CN-122023917-A - Wheat stripe rust monitoring method based on multisource satellite remote sensing and interpretable stacking integrated learning
Abstract
The invention relates to a wheat stripe rust monitoring method based on multi-source satellite remote sensing and interpretable stacked integrated learning, which comprises the steps of obtaining a Sentinel-2 optical remote sensing image and a Sentinel-1 synthetic aperture radar image of a research area, and field investigation data of wheat stripe rust on the same period ground, preprocessing, constructing an initial feature set, screening an optimal feature combination, constructing a stacked integrated learning monitoring model, and training to obtain a wheat stripe rust monitoring classification result.
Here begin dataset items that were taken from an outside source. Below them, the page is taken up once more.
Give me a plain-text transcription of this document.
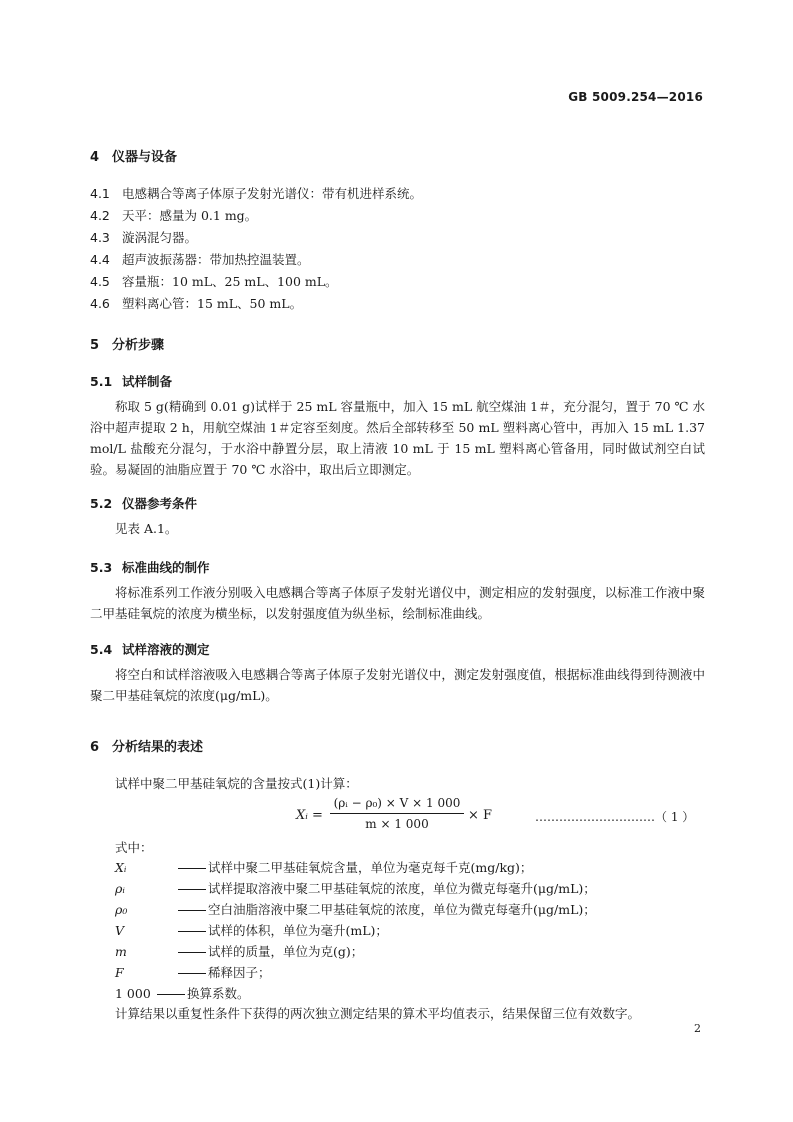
GB 5009.254—2016
4 仪器与设备
4.1 电感耦合等离子体原子发射光谱仪：带有机进样系统。
4.2 天平：感量为 0.1 mg。
4.3 漩涡混匀器。
4.4 超声波振荡器：带加热控温装置。
4.5 容量瓶：10 mL、25 mL、100 mL。
4.6 塑料离心管：15 mL、50 mL。
5 分析步骤
5.1 试样制备
称取 5 g(精确到 0.01 g)试样于 25 mL 容量瓶中，加入 15 mL 航空煤油 1＃，充分混匀，置于 70 ℃ 水浴中超声提取 2 h，用航空煤油 1＃定容至刻度。然后全部转移至 50 mL 塑料离心管中，再加入 15 mL 1.37 mol/L 盐酸充分混匀，于水浴中静置分层，取上清液 10 mL 于 15 mL 塑料离心管备用，同时做试剂空白试验。易凝固的油脂应置于 70 ℃ 水浴中，取出后立即测定。
5.2 仪器参考条件
见表 A.1。
5.3 标准曲线的制作
将标准系列工作液分别吸入电感耦合等离子体原子发射光谱仪中，测定相应的发射强度，以标准工作液中聚二甲基硅氧烷的浓度为横坐标，以发射强度值为纵坐标，绘制标准曲线。
5.4 试样溶液的测定
将空白和试样溶液吸入电感耦合等离子体原子发射光谱仪中，测定发射强度值，根据标准曲线得到待测液中聚二甲基硅氧烷的浓度(μg/mL)。
6 分析结果的表述
试样中聚二甲基硅氧烷的含量按式(1)计算：
Xᵢ =
(ρᵢ − ρ₀) × V × 1 000
m × 1 000
× F	…………………………（ 1 ）
式中：
Xᵢ	试样中聚二甲基硅氧烷含量，单位为毫克每千克(mg/kg)；
ρᵢ	试样提取溶液中聚二甲基硅氧烷的浓度，单位为微克每毫升(μg/mL)；
ρ₀	空白油脂溶液中聚二甲基硅氧烷的浓度，单位为微克每毫升(μg/mL)；
V	试样的体积，单位为毫升(mL)；
m	试样的质量，单位为克(g)；
F	稀释因子；
1 000	换算系数。
计算结果以重复性条件下获得的两次独立测定结果的算术平均值表示，结果保留三位有效数字。
2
The invention integrates the optical spectrum and texture information of the Sentinel-2 and the radar polarization information of the Sentinel-1, realizes all-weather and three-dimensional wheat stripe rust monitoring, remarkably improves the generalization capability and robustness of the model, has the monitoring precision of 89.0 percent, is superior to a single machine learning model, can quantitatively explain the contribution of each feature in decision making, and enhances the credibility and scientificity of the monitoring result in agricultural practical application.
Inventors
- HUANG LINSHENG
- WU KEYANG
- Ruan chao
- ZHAO JINLING
- Pang Denghao
Assignees
- 安徽大学
Dates
- Publication Date
- 20260512
- Application Date
- 20260202
Claims (6)
- 1. A wheat stripe rust monitoring method based on multi-source satellite remote sensing and interpretable stacked integrated learning is characterized by comprising the following steps in sequence: (1) Acquiring and preprocessing data, namely acquiring a Sentinel-2 optical remote sensing image and a Sentinel-1 synthetic aperture radar image of a research area, and synchronously carrying out ground wheat stripe rust field investigation data on the ground to obtain preprocessed data; (2) Extracting multisource characteristics, namely respectively extracting vegetation indexes, texture characteristics and polarization indexes from the preprocessed Sentinel-2 optical remote sensing image and the Sentinel-1 synthetic aperture radar image to construct an initial characteristic set; (3) Selecting optimal features, namely screening optimal feature combinations from an initial feature set by adopting a strategy of combining a Relief algorithm, a minimum redundancy maximum correlation algorithm and a sequence forward selection algorithm; (4) Constructing a stacking integrated learning monitoring model, training, and inputting the optimal characteristic combination into the trained stacking integrated learning monitoring model to obtain a wheat stripe rust monitoring classification result; (5) And introducing a SHAP framework to analyze decision basis of the stacked integrated learning monitoring model.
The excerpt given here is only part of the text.